Jumlah perbekalan air bersih yang dibawa selama melaut dipengaruhi faktor
teknis dan non teknis. Secara teknis, kebutuhan untuk perbekalan air bersih di PPS
Bungus dipengaruhi oleh ukuran (GT) kapal, lama trip dan besarnya konsumsi air
bersih oleh ABK. Secara non teknis, jumlah perbekalan yang dibawa bergantung
pada kebijakan pemilik/pengurus kapal dalam pemesanan jumlah kebutuhan
perbekalan air bersih. Jika ditinjau berdasarkan kelaikan operasional kapal
perikanan, jumlah air bersih yang disediakan oleh armada kapal-kapal tersebut
pun masih jauh dari standar yang layak. Seyogyanya, kebutuhan air bersih
tersebut dipenuhi dengan baik demi terwujudnya kenyamanan para awak kapal,
dengan ketentuan persediaan air bersih untuk minum minimal 5 liter/orang/hari
dan memiliki cadangan air minum selama lebih dari 5 hari. Namun, karena
keterbatasan dana para pemilik kapal, jumlah tersebut masih sulit terealisir
7.1.2 Tingkat Kebutuhan Air Bersih pada Pabrik Es
1) Kebutuhan Aktual
Terdapat satu pabrik es di areal PPS Bungus, yang dikelola oleh PT.
Danitama Mina. Perusahaan ini berdiri dengan menyewa areal pelabuhan
perikanan seluas 1.523 m2. Pabrik es ini memiliki kapasitas produksi sebesar 60
ton/hari (Anonimus, 2007). Namun, hingga saat ini rata-rata produksi es setiap
harinya hanya berkisar 20 – 24 ton atau sekitar 33% dari kapasitas produksi.
Air baku yang dipergunakan untuk produksi es bersumber dari PPS Bungus.
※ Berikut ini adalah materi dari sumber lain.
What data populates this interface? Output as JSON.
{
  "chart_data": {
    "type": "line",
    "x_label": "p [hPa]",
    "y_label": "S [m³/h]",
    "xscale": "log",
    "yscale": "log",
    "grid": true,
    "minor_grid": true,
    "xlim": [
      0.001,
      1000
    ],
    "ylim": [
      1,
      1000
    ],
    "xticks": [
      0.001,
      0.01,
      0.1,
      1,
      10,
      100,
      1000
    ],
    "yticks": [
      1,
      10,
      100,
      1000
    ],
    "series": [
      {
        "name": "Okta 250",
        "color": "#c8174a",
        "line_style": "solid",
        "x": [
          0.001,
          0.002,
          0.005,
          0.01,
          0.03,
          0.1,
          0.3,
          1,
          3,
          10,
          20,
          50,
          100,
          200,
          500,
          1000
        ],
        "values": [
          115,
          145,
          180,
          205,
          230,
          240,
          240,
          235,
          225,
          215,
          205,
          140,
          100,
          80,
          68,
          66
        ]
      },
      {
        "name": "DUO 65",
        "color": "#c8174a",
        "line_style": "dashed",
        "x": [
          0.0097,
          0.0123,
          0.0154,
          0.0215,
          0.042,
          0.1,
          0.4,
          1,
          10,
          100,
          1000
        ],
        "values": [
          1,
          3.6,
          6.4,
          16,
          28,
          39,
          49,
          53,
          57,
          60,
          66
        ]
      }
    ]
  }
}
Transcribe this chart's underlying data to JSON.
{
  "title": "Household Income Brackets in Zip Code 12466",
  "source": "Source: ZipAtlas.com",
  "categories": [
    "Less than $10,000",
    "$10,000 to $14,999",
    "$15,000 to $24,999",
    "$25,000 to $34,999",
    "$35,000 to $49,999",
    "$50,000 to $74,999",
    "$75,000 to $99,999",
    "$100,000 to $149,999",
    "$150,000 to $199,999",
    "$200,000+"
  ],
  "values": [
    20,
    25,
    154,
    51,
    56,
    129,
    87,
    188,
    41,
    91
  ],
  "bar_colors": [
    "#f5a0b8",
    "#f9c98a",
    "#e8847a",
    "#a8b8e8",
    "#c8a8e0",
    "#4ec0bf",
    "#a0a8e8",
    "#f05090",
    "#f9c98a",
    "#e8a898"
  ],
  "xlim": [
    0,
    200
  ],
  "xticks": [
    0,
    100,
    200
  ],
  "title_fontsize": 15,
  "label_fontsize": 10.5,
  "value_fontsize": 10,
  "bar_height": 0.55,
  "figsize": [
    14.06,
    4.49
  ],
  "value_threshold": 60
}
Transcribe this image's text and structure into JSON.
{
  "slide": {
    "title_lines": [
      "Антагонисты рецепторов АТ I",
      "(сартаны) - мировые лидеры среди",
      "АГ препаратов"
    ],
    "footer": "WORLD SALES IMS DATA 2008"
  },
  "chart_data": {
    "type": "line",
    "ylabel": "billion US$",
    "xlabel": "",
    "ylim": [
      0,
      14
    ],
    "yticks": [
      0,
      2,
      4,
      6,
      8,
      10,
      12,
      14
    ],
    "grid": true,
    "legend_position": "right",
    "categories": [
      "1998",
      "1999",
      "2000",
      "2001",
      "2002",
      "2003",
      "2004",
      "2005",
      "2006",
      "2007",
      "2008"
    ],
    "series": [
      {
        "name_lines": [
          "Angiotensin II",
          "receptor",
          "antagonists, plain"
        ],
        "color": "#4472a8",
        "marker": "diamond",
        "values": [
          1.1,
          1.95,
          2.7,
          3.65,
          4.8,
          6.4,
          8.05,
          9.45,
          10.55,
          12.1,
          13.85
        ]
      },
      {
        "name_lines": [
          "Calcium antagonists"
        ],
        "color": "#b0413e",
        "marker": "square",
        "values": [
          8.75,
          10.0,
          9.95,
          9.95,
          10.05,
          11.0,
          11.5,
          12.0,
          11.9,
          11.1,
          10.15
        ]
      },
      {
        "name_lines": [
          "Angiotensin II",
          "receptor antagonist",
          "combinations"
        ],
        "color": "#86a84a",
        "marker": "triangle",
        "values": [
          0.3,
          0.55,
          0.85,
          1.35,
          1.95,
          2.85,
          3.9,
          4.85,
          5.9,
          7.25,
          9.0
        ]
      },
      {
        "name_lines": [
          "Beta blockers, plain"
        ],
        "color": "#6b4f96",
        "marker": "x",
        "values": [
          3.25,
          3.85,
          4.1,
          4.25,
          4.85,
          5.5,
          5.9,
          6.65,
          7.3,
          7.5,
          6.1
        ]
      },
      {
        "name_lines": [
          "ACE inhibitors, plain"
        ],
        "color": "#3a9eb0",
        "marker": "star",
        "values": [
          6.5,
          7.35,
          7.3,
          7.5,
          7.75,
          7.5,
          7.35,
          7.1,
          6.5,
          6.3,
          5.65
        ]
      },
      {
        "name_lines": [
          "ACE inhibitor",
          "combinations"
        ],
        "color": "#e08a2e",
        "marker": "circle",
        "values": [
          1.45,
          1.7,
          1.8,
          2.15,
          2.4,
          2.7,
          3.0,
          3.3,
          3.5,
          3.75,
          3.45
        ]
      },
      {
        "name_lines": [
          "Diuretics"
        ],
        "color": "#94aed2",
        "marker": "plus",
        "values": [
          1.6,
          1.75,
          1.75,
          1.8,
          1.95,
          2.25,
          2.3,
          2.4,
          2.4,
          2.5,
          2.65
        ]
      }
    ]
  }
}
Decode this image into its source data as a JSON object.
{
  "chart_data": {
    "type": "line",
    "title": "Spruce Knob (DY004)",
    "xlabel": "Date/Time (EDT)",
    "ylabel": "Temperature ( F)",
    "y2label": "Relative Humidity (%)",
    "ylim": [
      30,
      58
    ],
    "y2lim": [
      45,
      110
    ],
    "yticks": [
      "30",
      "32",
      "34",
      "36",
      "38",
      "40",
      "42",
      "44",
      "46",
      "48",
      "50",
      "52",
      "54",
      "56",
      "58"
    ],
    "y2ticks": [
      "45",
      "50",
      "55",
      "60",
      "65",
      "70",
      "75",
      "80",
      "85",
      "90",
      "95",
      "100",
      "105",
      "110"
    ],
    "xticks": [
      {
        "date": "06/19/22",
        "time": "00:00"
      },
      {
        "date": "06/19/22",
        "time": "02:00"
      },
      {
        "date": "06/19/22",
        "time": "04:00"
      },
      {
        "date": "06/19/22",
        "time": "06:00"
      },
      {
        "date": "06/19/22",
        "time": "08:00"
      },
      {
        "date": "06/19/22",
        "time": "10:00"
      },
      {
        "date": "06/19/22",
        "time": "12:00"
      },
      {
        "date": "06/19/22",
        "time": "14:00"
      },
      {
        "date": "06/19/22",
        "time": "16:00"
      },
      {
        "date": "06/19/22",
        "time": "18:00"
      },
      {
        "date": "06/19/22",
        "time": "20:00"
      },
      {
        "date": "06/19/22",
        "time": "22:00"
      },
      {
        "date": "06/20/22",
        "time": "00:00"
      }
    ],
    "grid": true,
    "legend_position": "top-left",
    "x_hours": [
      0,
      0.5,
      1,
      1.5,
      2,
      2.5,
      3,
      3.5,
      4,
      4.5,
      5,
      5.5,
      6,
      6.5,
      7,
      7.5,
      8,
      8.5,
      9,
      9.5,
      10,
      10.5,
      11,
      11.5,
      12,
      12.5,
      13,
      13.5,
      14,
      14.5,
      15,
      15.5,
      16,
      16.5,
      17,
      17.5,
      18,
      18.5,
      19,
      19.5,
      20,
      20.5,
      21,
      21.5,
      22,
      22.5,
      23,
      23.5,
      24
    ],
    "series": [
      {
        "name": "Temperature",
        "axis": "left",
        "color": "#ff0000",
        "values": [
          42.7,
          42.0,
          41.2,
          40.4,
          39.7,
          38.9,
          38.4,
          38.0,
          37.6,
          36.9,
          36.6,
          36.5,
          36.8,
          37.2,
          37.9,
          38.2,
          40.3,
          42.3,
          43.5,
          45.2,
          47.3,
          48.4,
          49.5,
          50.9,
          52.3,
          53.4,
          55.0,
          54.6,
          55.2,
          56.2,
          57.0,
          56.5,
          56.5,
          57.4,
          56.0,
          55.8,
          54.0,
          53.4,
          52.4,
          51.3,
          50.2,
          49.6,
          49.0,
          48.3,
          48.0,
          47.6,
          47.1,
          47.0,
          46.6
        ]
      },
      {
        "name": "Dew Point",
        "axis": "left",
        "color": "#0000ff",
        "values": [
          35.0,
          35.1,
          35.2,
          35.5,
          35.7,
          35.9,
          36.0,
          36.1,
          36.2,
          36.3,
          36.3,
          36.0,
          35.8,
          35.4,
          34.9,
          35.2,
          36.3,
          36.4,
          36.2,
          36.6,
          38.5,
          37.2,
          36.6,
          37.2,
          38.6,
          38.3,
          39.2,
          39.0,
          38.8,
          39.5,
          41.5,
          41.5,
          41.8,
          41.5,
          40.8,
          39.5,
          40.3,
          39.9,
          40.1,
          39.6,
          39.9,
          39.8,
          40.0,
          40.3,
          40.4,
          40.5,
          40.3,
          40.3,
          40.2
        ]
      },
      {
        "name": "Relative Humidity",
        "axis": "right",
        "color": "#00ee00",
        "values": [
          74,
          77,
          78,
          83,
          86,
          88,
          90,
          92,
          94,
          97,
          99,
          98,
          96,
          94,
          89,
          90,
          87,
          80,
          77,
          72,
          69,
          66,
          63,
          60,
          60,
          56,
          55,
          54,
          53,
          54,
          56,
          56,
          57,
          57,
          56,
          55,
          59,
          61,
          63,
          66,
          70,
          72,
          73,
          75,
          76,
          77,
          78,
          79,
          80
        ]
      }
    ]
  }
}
Setiap harinya, air bersih yang dimanfaatkan untuk produksi es berkisar 25 - 27
ton. Air bersih untuk keperluan karyawan yang penggunaannya meliputi air
minum, mandi dan wc berjumlah 30 liter per hari ton per tahun dan pemanfaatan
air bersih untuk pencucian dan kebersihan peralatan berjumlah sebesar 20 liter per
hari. Selama tahun 2006, pabrik es ini memanfaatkan 7.804,8 ton air bersih dari
PPS Bungus untuk berproduksi. Pada tahun yang sama, jumlah es yang disalurkan
untuk berbagai keperluan di pelabuhan perikanan berjumlah 7.378,5 ton. Selain
itu, untuk kebutuhan air minum karyawan, mandi dan wc serta kebersihan lantai
dan peralatan memanfaatkan sejumlah 128,1 ton air bersih. Jadi, total
pemanfaatan air bersih oleh pabrik es Dinatama Mina pada tahun 2006 adalah
berjumlah 7.932,9 ton.
2) Kebutuhan Teoritis
Salah satu kebutuhan perbekalan melaut yang tidak kalah pentingnya adalah
es. Es dibutuhkan untuk menjaga suhu dan kondisi ikan agar tetap segar pasca
penangkapan, baik selama di atas kapal maupun pendaratan dan pemasaran ikan
di pelabuhan perikanan (Yumi, 2007).
Penghitungan kebutuhan teoritis air bersih oleh pabrik es di suatu pelabuhan
perikanan melibatkan beberapa variabel, yaitu kapasitas pabrik es per hari dan
koefisien kebutuhan air bersih. Sementara pada penghitungan nilai kebutuhan
aktual, variabel yang terlibat adalah besaran jumlah produksi, jumlah karyawan
dan kebutuhan air bersih karyawan per hari kerja, tanpa memasukkan nilai
koefisien kebutuhan air bersih dan kapasitas pabrik es perhari (Pane. 2005).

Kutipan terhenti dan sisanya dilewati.